Shared Project Memory: Your AI Agent That Remembers Across Sessions

AI coding agents start fresh every time you launch them. You explain your project structure, your conventions, your API endpoints, again and again. It's like having a coworker with perfect recall who somehow forgets everything overnight.

That's why project memory matters. Your agent should remember that you prefer userId over user_id, that the test database runs on port 5433, or that you're migrating from Express to Fastify. These aren't one-off details. They're context that should persist.

What Shared Project Memory Looks Like

muxd has two memory tools built in: memory_read and memory_write. They store key-value facts in a simple JSON file at .muxd/memory.json in your project directory. The agent reads these facts automatically at the start of each session, giving it immediate context about your project.

Here is what your memory file might contain:

{
  "facts": {
    "database_url": "postgresql://localhost:5433/test",
    "code_style": "camelCase for vars, PascalCase for types",
    "auth_method": "JWT with refresh tokens"
  }
}

No prompts to craft. No files to manually edit. Just tell the agent "remember we use camelCase" and it's stored for next time.

Local vs. Shared: A Simple Choice

Not all memories should sync everywhere. API keys, machine-specific paths, local ports — these stay on your machine. Mark them scope: local and they never leave your device.

Shared facts (scope: shared by default) sync to the muxd hub when you're connected. Switch from your laptop to your desktop and your project context comes with you. The hub merges changes intelligently: local keys are never overwritten, and the most recent shared value wins.

Local scope is for:

  • API keys and secrets
  • Local dev ports and file paths
  • Machine-specific environment variables

Shared scope is for:

  • Coding conventions (code_style: camelCase)
  • API preferences and architecture decisions
  • Project patterns that everyone should know

Why This Beats Prompt Engineering

You could dump all this into a CLAUDE.md or .cursorrules file. Many teams do. But those files get stale, they're easy to forget, and they require discipline to maintain.

Project memory is different:

  • It's conversational. Just say "remember we use Zod for validation" during a session. No file editing required.
  • It's alive. The agent can update its own memory when it learns new conventions from your code.
  • It's portable. Switch machines, and your context follows if you want it to.

How It Works Under the Hood

The memory system is deliberately simple.

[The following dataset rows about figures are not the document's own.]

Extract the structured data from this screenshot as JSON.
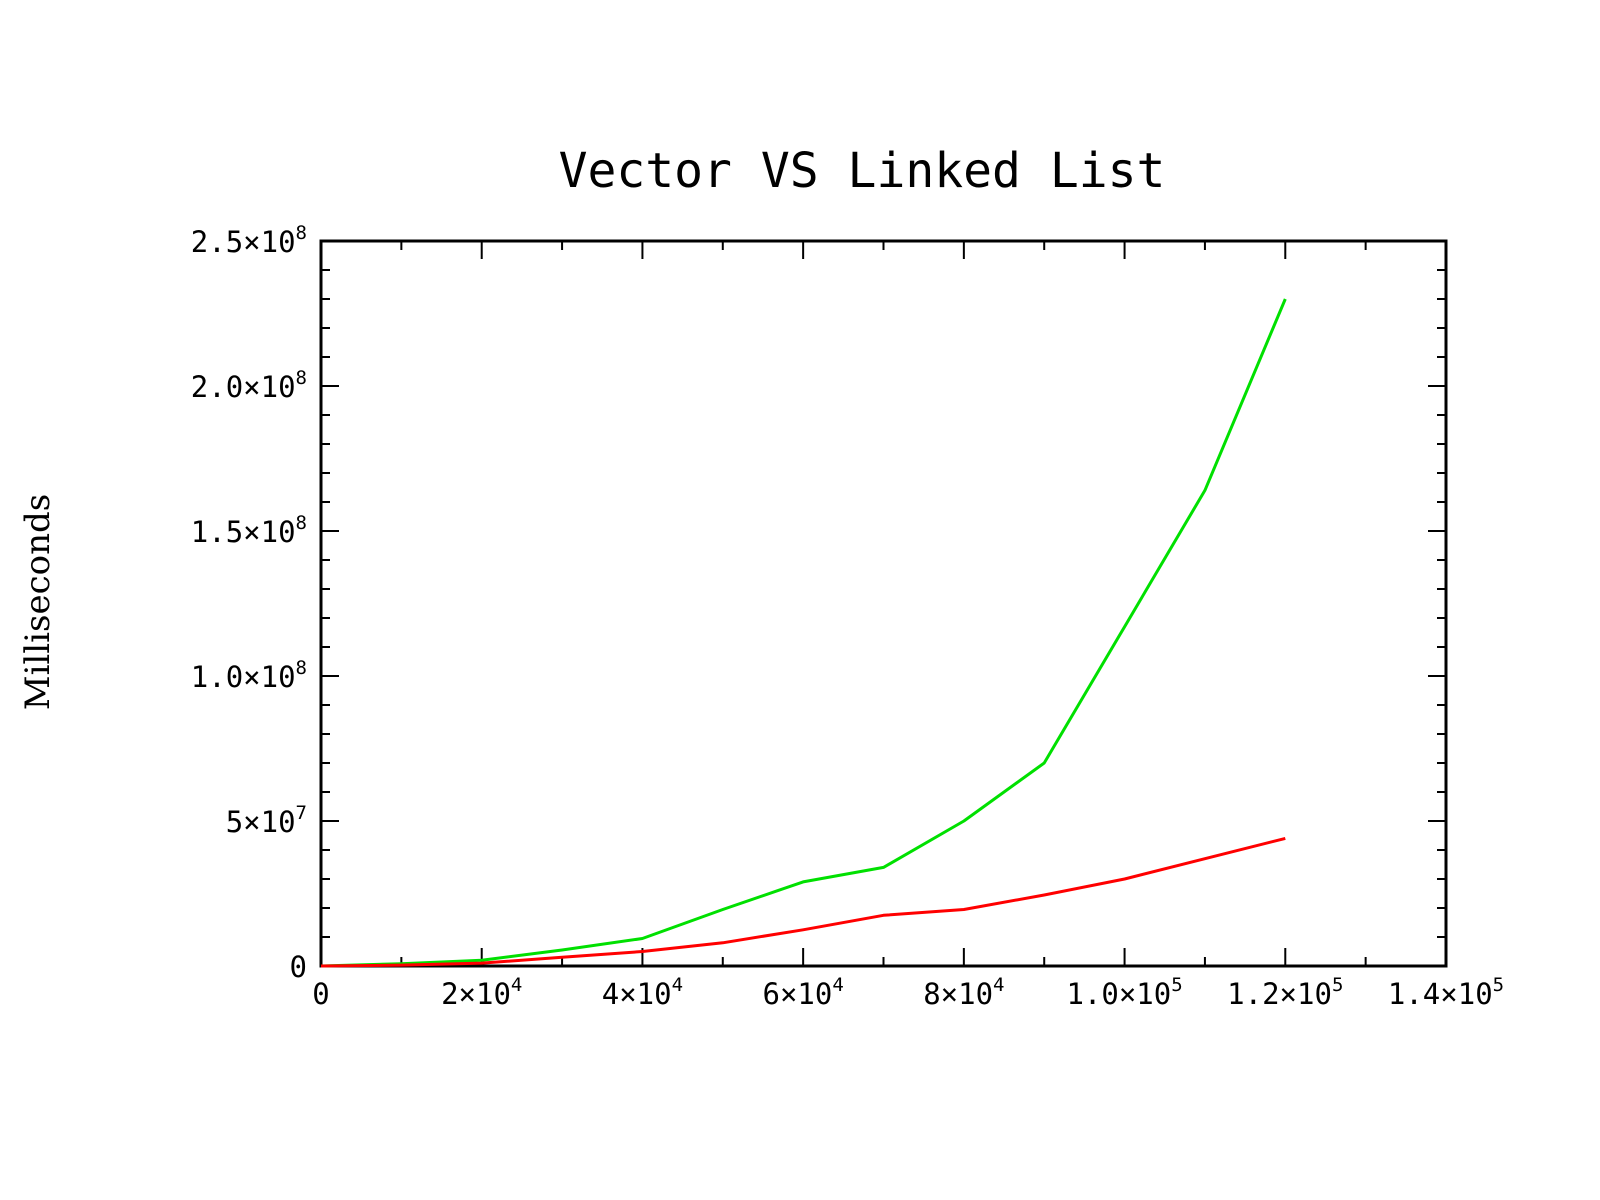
{
  "chart_data": {
    "type": "line",
    "title": "Vector VS Linked List",
    "xlabel": "",
    "ylabel": "Milliseconds",
    "xlim": [
      0,
      140000
    ],
    "ylim": [
      0,
      250000000
    ],
    "x_ticks": [
      {
        "value": 0,
        "mant": "0",
        "exp": ""
      },
      {
        "value": 20000,
        "mant": "2×10",
        "exp": "4"
      },
      {
        "value": 40000,
        "mant": "4×10",
        "exp": "4"
      },
      {
        "value": 60000,
        "mant": "6×10",
        "exp": "4"
      },
      {
        "value": 80000,
        "mant": "8×10",
        "exp": "4"
      },
      {
        "value": 100000,
        "mant": "1.0×10",
        "exp": "5"
      },
      {
        "value": 120000,
        "mant": "1.2×10",
        "exp": "5"
      },
      {
        "value": 140000,
        "mant": "1.4×10",
        "exp": "5"
      }
    ],
    "y_ticks": [
      {
        "value": 0,
        "mant": "0",
        "exp": ""
      },
      {
        "value": 50000000,
        "mant": "5×10",
        "exp": "7"
      },
      {
        "value": 100000000,
        "mant": "1.0×10",
        "exp": "8"
      },
      {
        "value": 150000000,
        "mant": "1.5×10",
        "exp": "8"
      },
      {
        "value": 200000000,
        "mant": "2.0×10",
        "exp": "8"
      },
      {
        "value": 250000000,
        "mant": "2.5×10",
        "exp": "8"
      }
    ],
    "grid": false,
    "series": [
      {
        "color": "#00e000",
        "x": [
          0,
          10000,
          20000,
          30000,
          40000,
          50000,
          60000,
          70000,
          80000,
          90000,
          100000,
          110000,
          120000
        ],
        "values": [
          0,
          800000,
          2000000,
          5500000,
          9500000,
          19500000,
          29000000,
          34000000,
          50000000,
          70000000,
          117000000,
          164000000,
          230000000
        ]
      },
      {
        "color": "#ff0000",
        "x": [
          0,
          10000,
          20000,
          30000,
          40000,
          50000,
          60000,
          70000,
          80000,
          90000,
          100000,
          110000,
          120000
        ],
        "values": [
          0,
          300000,
          1000000,
          3000000,
          5000000,
          8000000,
          12500000,
          17500000,
          19500000,
          24500000,
          30000000,
          37000000,
          44000000
        ]
      }
    ]
  }
}
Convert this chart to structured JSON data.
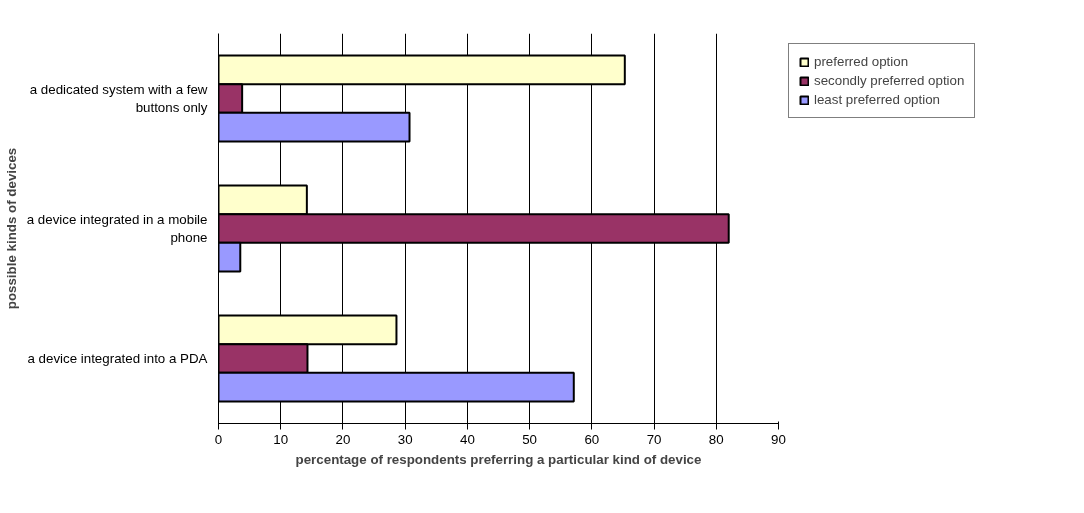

A memoryFile struct holds facts and a list of local-only keys. Writes are atomic — temp file then rename — so corruption is impossible even if the process crashes mid-save.

type memoryFile struct {
    Facts     map[string]string `json:"facts"`
    LocalKeys []string          `json:"local_keys,omitempty"`
}

Thread-safe with a mutex. Sorted output for consistent prompts. The whole implementation is under 400 lines, including tests.

When the hub is connected, shared facts push automatically. The merge logic is straightforward: shared keys from the hub overwrite local shared keys, local-only keys are sacred. No complex conflict resolution. No surprises.

Real-World Usage

Here are patterns that actually get stored:

  • Project conventions: "We use SvelteKit, not Next.js"
  • Environment details: "Dev server runs on 3001, not 3000"
  • API preferences: "Use the new /v2/ endpoints, legacy is deprecated"
  • Personal style: "I prefer early returns over nested ifs"
  • Secrets (local only): "AWS_PROFILE=muxd-dev"

The agent references these automatically. No prompt injection tricks. No context window pressure from repeating the same facts.

Getting Started

Project memory works out of the box. Start a muxd session and say something like:

Remember that we use TypeScript strict mode and prefer interface over type for object shapes.

The agent stores it. Next session, it knows.

Read the full project memory documentation for details on local vs. shared scope, hub sync, and best practices for organizing your facts.

The Bottom Line

An AI agent without memory is a goldfish with a compiler. Every session starts from zero, repeating context that should have been learned long ago. Project memory fixes that — simple storage, automatic sync, and the context you need when you need it.

Your agent should remember what matters. Now it does.